“Stop adding Captions”? Blasphemy. But there are several excellent reasons to stop adding them to your TikTok videos.
Because They Interfere with Closed Captions
The most important reason to stop adding them is that it interferes with the accessibility features of every smartphone. Inside the settings of every smartphone, you will find an accessibility link, and within that, you will find hearing accessibility settings with several options. One of these is closed captions. Most deaf and hard-of-hearing folk have these turned on by default, which means that your added captions can interfere with their ability to read your content.
Because They Take Time Away From Creating Content
Some content creators pay captioning services, but for most of us, writing them is a time-consuming and complicated process. For both content creators and followers, that time spent writing takes away from what people come to TikTok for. The content. More content. And even more content. Speaking for myself, I have well over a dozen videos I haven’t posted currently saved and not posted because I haven’t had time to add captions. I can’t be the only one.
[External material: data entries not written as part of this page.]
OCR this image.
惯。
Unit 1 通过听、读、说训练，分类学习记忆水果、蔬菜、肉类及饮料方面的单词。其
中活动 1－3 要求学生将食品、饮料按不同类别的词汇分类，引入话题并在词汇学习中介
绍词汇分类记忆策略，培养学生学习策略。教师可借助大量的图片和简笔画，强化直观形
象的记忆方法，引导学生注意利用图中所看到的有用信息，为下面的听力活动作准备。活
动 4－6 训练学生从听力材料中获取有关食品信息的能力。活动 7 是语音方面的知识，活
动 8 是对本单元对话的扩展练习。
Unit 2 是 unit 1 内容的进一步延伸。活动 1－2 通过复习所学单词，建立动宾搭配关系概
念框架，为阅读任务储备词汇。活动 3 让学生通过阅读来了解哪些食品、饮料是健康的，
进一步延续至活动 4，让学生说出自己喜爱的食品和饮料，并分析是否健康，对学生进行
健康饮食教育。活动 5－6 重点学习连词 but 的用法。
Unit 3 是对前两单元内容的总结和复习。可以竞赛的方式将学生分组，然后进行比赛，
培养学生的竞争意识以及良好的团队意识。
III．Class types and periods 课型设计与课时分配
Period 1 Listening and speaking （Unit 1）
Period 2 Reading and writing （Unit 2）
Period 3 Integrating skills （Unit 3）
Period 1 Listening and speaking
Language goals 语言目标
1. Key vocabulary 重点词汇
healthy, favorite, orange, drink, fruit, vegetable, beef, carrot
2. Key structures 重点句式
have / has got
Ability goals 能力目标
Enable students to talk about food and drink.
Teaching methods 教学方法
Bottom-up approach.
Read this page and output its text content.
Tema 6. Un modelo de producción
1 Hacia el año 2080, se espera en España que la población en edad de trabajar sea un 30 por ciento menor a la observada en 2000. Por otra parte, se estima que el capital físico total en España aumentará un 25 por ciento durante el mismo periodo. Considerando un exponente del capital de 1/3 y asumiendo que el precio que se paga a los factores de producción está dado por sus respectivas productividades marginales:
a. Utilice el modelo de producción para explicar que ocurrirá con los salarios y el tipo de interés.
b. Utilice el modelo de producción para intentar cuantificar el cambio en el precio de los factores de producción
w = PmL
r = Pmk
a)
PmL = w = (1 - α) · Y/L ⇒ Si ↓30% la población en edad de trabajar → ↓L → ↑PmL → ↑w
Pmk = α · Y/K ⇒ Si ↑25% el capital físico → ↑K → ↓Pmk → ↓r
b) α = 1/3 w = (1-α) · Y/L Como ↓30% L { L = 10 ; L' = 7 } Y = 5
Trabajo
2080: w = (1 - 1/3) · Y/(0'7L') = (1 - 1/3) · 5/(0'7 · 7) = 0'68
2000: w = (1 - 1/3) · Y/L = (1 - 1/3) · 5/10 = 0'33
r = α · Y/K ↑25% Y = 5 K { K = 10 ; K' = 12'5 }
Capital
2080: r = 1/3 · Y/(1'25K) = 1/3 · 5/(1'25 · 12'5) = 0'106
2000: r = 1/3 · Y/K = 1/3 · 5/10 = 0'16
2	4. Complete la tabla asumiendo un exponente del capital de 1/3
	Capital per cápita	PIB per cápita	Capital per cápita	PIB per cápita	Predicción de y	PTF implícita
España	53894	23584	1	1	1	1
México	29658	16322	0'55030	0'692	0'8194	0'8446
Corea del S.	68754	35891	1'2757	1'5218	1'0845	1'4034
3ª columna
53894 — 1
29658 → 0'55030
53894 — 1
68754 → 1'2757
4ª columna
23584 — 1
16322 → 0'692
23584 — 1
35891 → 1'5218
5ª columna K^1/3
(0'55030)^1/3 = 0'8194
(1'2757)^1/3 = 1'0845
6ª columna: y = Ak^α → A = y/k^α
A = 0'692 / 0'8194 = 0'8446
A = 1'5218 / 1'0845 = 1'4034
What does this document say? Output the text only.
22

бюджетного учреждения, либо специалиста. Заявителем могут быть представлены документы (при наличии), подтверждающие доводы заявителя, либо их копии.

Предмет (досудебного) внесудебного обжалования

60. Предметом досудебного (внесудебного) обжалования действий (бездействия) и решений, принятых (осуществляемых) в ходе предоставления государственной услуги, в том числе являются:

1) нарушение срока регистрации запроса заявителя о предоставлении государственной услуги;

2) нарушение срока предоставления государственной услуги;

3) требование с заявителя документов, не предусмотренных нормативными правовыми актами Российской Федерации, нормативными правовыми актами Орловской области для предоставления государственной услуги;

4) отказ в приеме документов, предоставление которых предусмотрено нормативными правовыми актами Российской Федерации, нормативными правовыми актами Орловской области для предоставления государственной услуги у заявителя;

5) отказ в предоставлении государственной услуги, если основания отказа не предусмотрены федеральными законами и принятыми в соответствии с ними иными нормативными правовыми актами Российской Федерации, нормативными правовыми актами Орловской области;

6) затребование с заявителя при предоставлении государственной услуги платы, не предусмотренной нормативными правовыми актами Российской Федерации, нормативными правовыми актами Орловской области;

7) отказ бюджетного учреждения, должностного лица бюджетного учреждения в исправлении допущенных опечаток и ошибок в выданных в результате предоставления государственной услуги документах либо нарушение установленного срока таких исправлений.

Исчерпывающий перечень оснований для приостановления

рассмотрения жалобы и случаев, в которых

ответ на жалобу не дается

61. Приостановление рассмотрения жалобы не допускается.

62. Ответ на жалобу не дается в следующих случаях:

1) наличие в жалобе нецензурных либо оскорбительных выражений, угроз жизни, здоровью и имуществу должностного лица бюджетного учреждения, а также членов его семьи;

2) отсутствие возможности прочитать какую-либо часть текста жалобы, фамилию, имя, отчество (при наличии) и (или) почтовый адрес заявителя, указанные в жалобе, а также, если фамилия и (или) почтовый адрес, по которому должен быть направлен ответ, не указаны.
Finally, Adding Captions Takes Away Immediacy
The big draw of TikTok is that it’s an extended conversation. We find something out, we react to it, and share it. Sometimes that cycle is only minutes or hours long. You make a video, you download it to your phone. You’re interrupted by life, and it’s hours before you upload it to your computer to caption it. While you were waiting, the moment passed, and you have a video that no longer contributes as much to the conversation.
Exceptions to the Rule
Keep adding them for YouTube and other content that is more likely to be seen on a computer than a phone. YouTube has a fairly good captioning program in their creative tools that makes it simple. If you intend for your video to go beyond TikTok, you might want to make versions with and without. When you need to clarify what you said in your TikTok, go ahead and add a caption that shows what you meant. If your accent is thick enough that auto caption doesn’t pick it up well, adding your own helps. When you use uncommon words in your videos that captions usually get wrong, a visual representation of at least that word might help.
In other words, make sure your TikTok is accessible. Think it through before you post. Do you supply captions because you’re using difficult words? Or do you skip them because you want to make sure deaf and hard-of-hearing folk don’t miss the visual elements on your page? Will they add a bit of humor to what you’re writing? Go ahead and add them.
When in doubt, view your video with your phones automatic ones and decide whether you need to clarify or add any before publishing.